Sacudiendo la cabeza para salir del trance, Carter volvió a concentrarse en la bandera. Como patriota y creyente en la democracia así como en su destino, había una única manera de interpretar las palabras del presidente.

Como una declaración de guerra.

Había que detenerlo. La gente tenía que ver qué era, en realidad, lo que estaba defendiendo, qué sostenía su carrera.

Carter estaba a punto de agarrar el auricular cuando un movimiento en la pantalla de su monitor llamó su atención. La pequeña y apretada espiral de nubes y lluvia que había entrado por el extremo este del mar Caribe, había continuado ganando intensidad sin ninguna ayuda adicional por su parte y estaba aumentando con vistas a convertirse en un huracán de categoría 2. Lo habían bautizado
Simone
, y era una tormenta perfecta: compacta, lenta, digna de atención. Casi en un extremo de su espiral, un rastro de nubes, que semejaba una punta de lanza, apuntaba en dirección nornoroeste. Carter dejó que su mirada trazara una invisible trayectoria desde la punta de la lanza hasta una pronunciada entrada en el «ángulo» de la Costa Este, en donde Nueva Inglaterra se separaba de los estados del Atlántico.

Los ojos de Carter se detuvieron apenas al norte de la entrada. Su rabia se disolvió y se sintió invadido por una determinación tranquila y lúcida.

Igualaría el campo de juego.

Había convertido a
Simone
de una depresión tropical insignificante en un huracán de categoría 1. Ahora la alimentaría para llamar la atención del mundo sobre el tremendo peligro que representaba Winslow Benson y su apoyo a la energía nuclear. Bajo su dirección,
Simone
se transformaría en una tormenta tan grande, tan poderosa que haría palidecer a cualquier otra de la que el hombre tuviera memoria. Y la conduciría hacia el lugar que haría que el mundo prestara atención.

Nueva York.

Y a la vieja central nuclear Indian Point que yacía a cincuenta y cinco kilómetros al norte.

Capítulo 16

Viernes, 13 de julio, 8:00 h, Distrito Financiero, Nueva York.

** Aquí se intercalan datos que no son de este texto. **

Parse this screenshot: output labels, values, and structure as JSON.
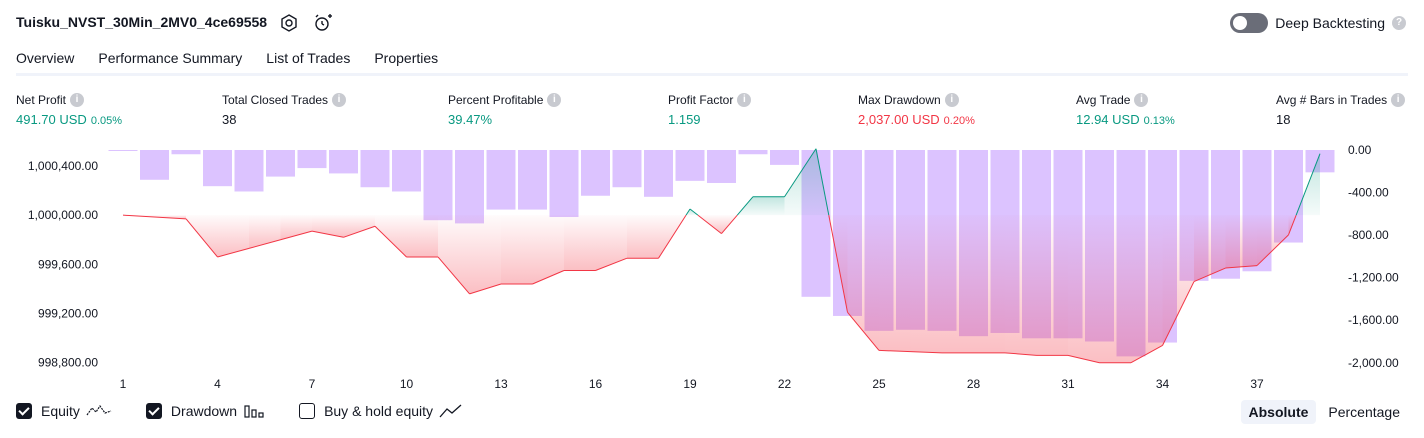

Desde el extremo de Florida hasta el sur de Virginia, las enormes olas espumosas brillaban con la piel bronceada de los surfistas aficionados y los cuerpos cubiertos de brillante neopreno de los más serios, que pataleaban furiosamente mar afuera para tomar la ola siguiente, la mejor ola, la que daría que hablar por el resto del verano. En la bahía de Chesapeake, los ejecutivos y los políticos se divertían en el agua, con sus egos hinchados en consonancia con las velas de sus yates y catamaranes. Junto a los muelles y espigones que salpicaban el Atlántico desde la península de Delaware hasta las costas de Jersey, los niños chillaban con fingido terror y auténtico placer mientras esquivaban las salpicaduras de las olas al romper. Los pescadores de la costa de Nueva Inglaterra atrapaban peces de mayor tamaño que lo habitual y variedades típicas de aguas más profundas, que habían seguido a las especies de las que se alimentaban hacia aguas de la plataforma continental.

Simone
, la causa de todos estos placeres costeros, seguía girando incansable en el Atlántico, al haber hecho una pausa en su recorrido como si contemplara un cambio de dirección o de planes. Sin molestarse por el avión que atravesaba sus paredes o la multitud de ojos que la observaban, continuaba su inexorable desplazamiento.

Capítulo 17

Viernes, 13 de julio, 13:00 h, en las afueras de Puerto Príncipe, Haití.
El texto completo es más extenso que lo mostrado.